Si, à l'heure actuelle, Philippe de Souabe n'a encore pu triompher, malgré sa puissance et ses richesses, de son concurrent, Otton de Brunswick, c'est uniquement grâce à la résistance que lui oppose la cour de Rome. Sur ce point, Alexis III avait fait de grandes promesses qu'il n'a pas tenues. Qu'on suppose le duc de Souabe victorieux, couronné empereur, maître de la Sicile : quel danger pour Constantinople ! N'aurait-il pas pu alors envahir l'empire grec, comme son frère Henri VI se proposait dé le faire ? C'est donc l'Église romaine qui, en Allemagne comme en Sicile, a sauvé Byzance et son souverain.

Malgré tout, le pape rassure Alexis III, en indiquant à mots couverts qu'il ne favorisera pas la revendication des prétendants. C'est qu'il ne veut pas que la croisade dévie et que, Constantinople fasse oublier Jérusalem. A la fin de sa lettre, il l'invite nettement à changer de méthode et d'attitude.
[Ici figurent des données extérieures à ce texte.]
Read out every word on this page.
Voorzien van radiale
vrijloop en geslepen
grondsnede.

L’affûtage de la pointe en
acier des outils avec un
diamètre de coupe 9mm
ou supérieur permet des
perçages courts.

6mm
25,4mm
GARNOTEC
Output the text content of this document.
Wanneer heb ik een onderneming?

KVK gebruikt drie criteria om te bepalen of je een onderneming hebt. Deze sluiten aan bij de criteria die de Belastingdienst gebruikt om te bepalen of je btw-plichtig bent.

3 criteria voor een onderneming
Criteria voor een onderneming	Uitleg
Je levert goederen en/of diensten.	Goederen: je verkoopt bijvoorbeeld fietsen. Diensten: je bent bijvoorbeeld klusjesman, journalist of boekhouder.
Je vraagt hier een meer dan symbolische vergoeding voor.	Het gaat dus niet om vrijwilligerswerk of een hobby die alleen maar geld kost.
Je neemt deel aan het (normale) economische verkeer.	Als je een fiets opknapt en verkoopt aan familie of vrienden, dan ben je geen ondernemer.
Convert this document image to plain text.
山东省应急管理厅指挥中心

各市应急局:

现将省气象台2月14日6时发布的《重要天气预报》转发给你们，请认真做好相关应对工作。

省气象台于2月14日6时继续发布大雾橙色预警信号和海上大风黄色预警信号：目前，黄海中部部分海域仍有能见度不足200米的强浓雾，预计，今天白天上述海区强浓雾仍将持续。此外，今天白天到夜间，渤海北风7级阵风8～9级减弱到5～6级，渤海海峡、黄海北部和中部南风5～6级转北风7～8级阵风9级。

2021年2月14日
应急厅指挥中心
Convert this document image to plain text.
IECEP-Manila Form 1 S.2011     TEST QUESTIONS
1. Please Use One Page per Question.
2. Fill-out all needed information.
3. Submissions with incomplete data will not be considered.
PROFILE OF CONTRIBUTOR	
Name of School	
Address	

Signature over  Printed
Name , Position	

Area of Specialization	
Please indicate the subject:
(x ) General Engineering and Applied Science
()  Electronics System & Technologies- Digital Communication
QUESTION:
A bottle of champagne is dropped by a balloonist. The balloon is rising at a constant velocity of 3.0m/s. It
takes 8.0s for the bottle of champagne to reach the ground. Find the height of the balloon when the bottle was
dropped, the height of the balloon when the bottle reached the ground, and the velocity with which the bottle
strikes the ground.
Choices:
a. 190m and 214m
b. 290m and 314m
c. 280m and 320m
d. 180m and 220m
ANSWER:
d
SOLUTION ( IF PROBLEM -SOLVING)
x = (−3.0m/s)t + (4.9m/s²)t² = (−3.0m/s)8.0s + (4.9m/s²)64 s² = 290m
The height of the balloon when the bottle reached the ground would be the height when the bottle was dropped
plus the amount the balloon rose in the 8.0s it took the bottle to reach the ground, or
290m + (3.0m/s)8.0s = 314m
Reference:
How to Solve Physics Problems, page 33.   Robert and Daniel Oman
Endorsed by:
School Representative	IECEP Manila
Depuis l'empereur Manuel, nos prédécesseurs et nous n'avons jamais obtenu de Constantinople que des promesses vaines et des mots. Nous voulons des actes.

Innocent III était-il, autant qu'il le croyait ou le disait, le maître des décisions de l'Europe et l'arbitre de ses destinées ? Il aurait eu complètement dans sa main les évêques et les princes latins de Syrie, les rois d'Asie alliés aux chrétiens, l'empereur et le patriarche de Byzance, qu'il n'aurait pu répondre encore de pouvoir accomplir la grande œuvre qu'il méditait. L'essentiel n'était pas d'avoir cause gagnée en Orient. Il fallait savoir avant tout ce que pensaient de la croisade les barons d'Occident à qui incombait l'entreprise, jusqu'où allait leur déférence aux ordres de Rome, et s'ils entendaient faire au sentiment religieux de la foule comme à leur propre conscience le sacrifice de leurs appétits et de leurs intérêts. Or, au moment où le pape tenait ce fier langage à Alexis III, les événements, dans le monde latin, semblaient se dérouler en dehors de lui et même contre sa volonté.

 

 

 



[1] Voir notre volume Innocent III, la Papauté et l'Empire (Paris, Hachette et Cie, 1906).

[2] Un chroniqueur allemand, contemporain d'Innocent III, a prétendu que, dans les dernières années du site siècle, le roi de Jérusalem, Henri de Champagne, s'était entendu avec les Sarrasins pour exterminer toutes les bandes de pèlerins venues d'outre-mer. Il y a là une exagération évidente, sans doute une calomnie à l'adresse d'un prince français ; mais elle symbolise exactement l'état d'âme de beaucoup de colons.

[3] Salutem, servitia, pedum oscula.

[4] Le patriarche grec.

[5] Voir notre précédent volume, Innocent III, la Papauté et l'Empire (Paris, Hachette et Cie, 1906).